Egyptian-born politician, journalist and Christian convert Magdi Allam, who set up the petition called the number of signatures "the Italian revolution".

Opponents of the planned mosque claim it is too close to the Tuscan city's famed monument and tourist attraction, is a potential hotbed of radical Islam, and say its finances are murky.

"Pisa's city council has sold a plot of land to the Union of Italian Islamic Communities [Ucoii - Italy's largest Muslim grouping] which ideologically is close to the radical Muslim Brotherhood Movement," said Allam.

"The funding is from a foundation in Qatar, which has given Ucoii 25 million euros to build 33 mosques."

The referendum's supporters claim the majority of Pisa's citizens are against the planned mosque.

"A survey showed that 57 percent of are Pisans are opposed," said Gianluca Gambini, vice-chairmain of the committee set up to fight plans to be build the mosque.

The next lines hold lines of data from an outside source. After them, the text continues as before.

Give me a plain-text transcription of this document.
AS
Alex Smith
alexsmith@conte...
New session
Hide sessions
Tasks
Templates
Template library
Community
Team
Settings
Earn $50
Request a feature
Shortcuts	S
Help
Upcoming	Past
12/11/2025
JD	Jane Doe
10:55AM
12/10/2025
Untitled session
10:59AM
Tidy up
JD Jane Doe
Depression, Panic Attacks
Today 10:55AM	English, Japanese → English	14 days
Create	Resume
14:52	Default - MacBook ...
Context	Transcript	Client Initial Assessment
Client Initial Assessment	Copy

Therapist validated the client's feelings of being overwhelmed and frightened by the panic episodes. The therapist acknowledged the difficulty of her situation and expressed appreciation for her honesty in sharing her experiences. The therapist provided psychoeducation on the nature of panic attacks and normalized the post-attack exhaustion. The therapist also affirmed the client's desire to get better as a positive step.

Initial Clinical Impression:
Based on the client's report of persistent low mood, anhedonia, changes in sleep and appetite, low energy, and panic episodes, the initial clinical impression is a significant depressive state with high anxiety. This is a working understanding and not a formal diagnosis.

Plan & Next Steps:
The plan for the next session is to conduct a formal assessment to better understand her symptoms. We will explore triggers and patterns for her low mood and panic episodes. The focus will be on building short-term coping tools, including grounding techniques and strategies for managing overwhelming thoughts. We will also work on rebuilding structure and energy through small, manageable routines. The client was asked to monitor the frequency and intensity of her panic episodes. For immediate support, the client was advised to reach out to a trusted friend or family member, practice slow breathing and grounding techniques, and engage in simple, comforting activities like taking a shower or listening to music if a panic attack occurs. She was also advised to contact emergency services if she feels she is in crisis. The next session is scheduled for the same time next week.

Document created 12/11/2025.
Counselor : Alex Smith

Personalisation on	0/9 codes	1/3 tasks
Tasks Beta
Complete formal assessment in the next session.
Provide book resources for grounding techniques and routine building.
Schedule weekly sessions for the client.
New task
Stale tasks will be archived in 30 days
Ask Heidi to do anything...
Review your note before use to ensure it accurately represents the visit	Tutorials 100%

"We won't stop here and are counting on getting at least 2,000 signatures, putting us in a strong position with the city council."

Less than a week ago, Italian authorities expelled a Tunisian supporter of the Islamic State jihadist group suspected of plotting an attack on the Leaning Tower of Pisa, which receives over six million visitors a year.

However Pisa's centre-left mayor Marco Filippeschi has slammed moves to block the planned mosque, saying they are discriminatory and against freedom of worship.

"It would be inadmissible discrimination to ask citizens to vote on building a mosque, so the question will be put as urban planning issue," he said.

"It's a mess intended to get around articles 3, 8 and 19 of Italy's constitution, which uphold religious freedom. And it contravenes international anti-discrimination norms," Filippeschi added.

Pisans have never complained about the small mosque where for the past 20 years the city's Muslims have prayed, he said.